In my solution, I leverage the static transactions present in LFTT. When a transaction is static, we know ahead of time the complete list of operations a transaction wants to perform. What this means is that we can apply a deterministic order of operations for all transactions. Simply put, we can perform operations in sorted order, from low to high index/value. This will make cyclic dependencies impossible, and since transactions are an all-or-nothing matter, it doesn't matter which order we perform operations at the semantic level, as no one will see the intermediate state externally. If we apply this deterministic approach to our previous example, both transactions would try to insert 1 first. One will succeed and try to insert 2. The other will see the conflict on 1 and help the successful transaction insert its 2.
Another lab interested in our work identified a concurrency bug in the original design of LFTT. If a thread, T1, becomes idle just before adding a new node to the list, then a second thread, T2, can help and commit. However, if another transaction removes that node before T1 resumes, T1 could actually succeed in inserting the node again, after its own transaction has already committed. This is an occurrence of the ABA problem. My vector design avoided this issue, as it does not need to deal with node reinsertion. A proper fix to the node-based design would add a counter in the unused bits of each node pointer, to help ensure pointer uniqueness.

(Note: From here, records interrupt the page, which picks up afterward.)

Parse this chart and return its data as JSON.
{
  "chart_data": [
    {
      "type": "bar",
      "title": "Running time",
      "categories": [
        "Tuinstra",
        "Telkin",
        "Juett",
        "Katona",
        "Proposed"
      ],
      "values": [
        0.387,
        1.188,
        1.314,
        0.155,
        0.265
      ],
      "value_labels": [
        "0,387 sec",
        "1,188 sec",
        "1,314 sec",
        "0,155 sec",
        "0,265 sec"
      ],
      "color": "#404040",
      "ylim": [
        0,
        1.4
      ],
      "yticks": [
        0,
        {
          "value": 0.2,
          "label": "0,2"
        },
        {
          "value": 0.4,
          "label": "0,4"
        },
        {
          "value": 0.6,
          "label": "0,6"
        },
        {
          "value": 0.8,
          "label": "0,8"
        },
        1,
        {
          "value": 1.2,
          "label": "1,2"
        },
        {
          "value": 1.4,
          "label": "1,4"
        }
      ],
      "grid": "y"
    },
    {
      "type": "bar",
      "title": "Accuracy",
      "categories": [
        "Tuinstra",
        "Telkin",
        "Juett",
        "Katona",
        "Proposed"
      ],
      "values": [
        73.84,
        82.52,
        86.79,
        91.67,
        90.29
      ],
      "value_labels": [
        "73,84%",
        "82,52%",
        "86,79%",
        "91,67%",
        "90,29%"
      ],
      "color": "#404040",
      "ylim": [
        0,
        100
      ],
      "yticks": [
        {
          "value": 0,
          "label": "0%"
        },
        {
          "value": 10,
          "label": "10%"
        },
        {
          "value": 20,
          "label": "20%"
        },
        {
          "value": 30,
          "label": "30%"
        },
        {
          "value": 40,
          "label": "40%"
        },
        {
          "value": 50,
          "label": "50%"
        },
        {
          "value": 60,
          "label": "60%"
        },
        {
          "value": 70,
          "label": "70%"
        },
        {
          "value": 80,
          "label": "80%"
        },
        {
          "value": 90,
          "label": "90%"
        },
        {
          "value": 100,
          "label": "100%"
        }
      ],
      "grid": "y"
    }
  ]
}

Ultimately, I've been thinking of LFTT again because of PETRA. PETRA was being designed while I was working on my transactional vector. This means that several of these design enhancements didn't make their way to PETRA in time for its publication. Fortunately, these enhancements have been published, meaning anyone attempting to use PETRA could foreseeably implement these improvements there. I hope this blog post is useful for anyone wanting to avoid the same pitfalls in the future.